# Topic 02 - Problem 9: Remove Columns with Too Many Missing Values

---

## 1. About the Problem

This problem asks me to remove columns that contain too many missing values.  
After identifying columns with high missing percentages, keeping them can reduce data quality and harm model performance.  
To solve this problem, I will first detect such columns and then remove them from every record.  
This ensures that the cleaned dataset contains only useful and reliable features.

---


## 2. Solution Code

In [7]:
def drop_high_missing_columns(data,threshold_percent):
    missing_counts={}
    total=len(data)
    for record in data:
        for key,value in record.items():
            if value is None:
                missing_counts[key]=missing_counts.get(key,0)+1
    drop_columns=set()
    for cols,count in missing_counts.items():
        missing_percent=(count/total)*100
        if missing_percent>=threshold_percent:
            drop_columns.add(cols)

    cleaned_records=[]
    for record in data:
        cleaned_dataset={}
        for key,value in record.items():
            if key not in drop_columns:
                cleaned_dataset[key]=value
        cleaned_records.append(cleaned_dataset)
    
    return cleaned_records
data = [
    {"age": 25, "salary": None, "city": "Dhaka",'Name':'Anna'},
    {"age": None, "salary": None, "city": None,'Name':'Bob'},
    {"age": 30, "salary": None, "city": "Chittagong",'Name':'Jacob'},
    {"age": None, "salary": None, "city": None,'Name':None}
]

print("Cleaned dataset:",drop_high_missing_columns(data, threshold_percent=50))

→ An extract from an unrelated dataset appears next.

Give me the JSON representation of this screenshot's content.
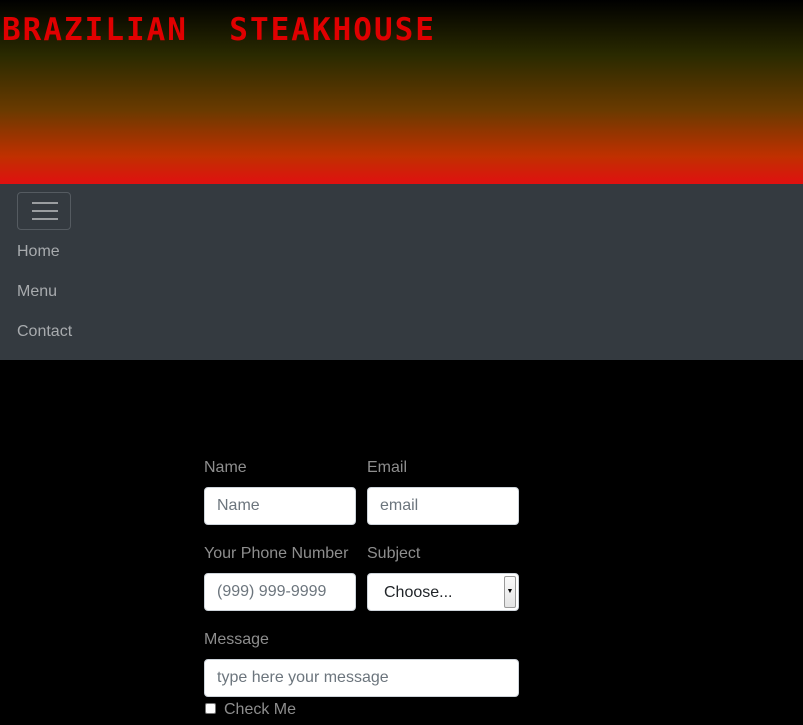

Cleaned dataset: [{'Name': 'Anna'}, {'Name': 'Bob'}, {'Name': 'Jacob'}, {'Name': None}]


---

## 3. Summary / Takeaways

By solving this problem, I learned how to remove low-quality features automatically.  
I understood how feature removal helps simplify datasets and reduce noise.  
This step is commonly done before feature engineering and modeling.  
Dropping bad columns improves training stability and performance.  
Next, I want to combine multiple missing-value strategies together.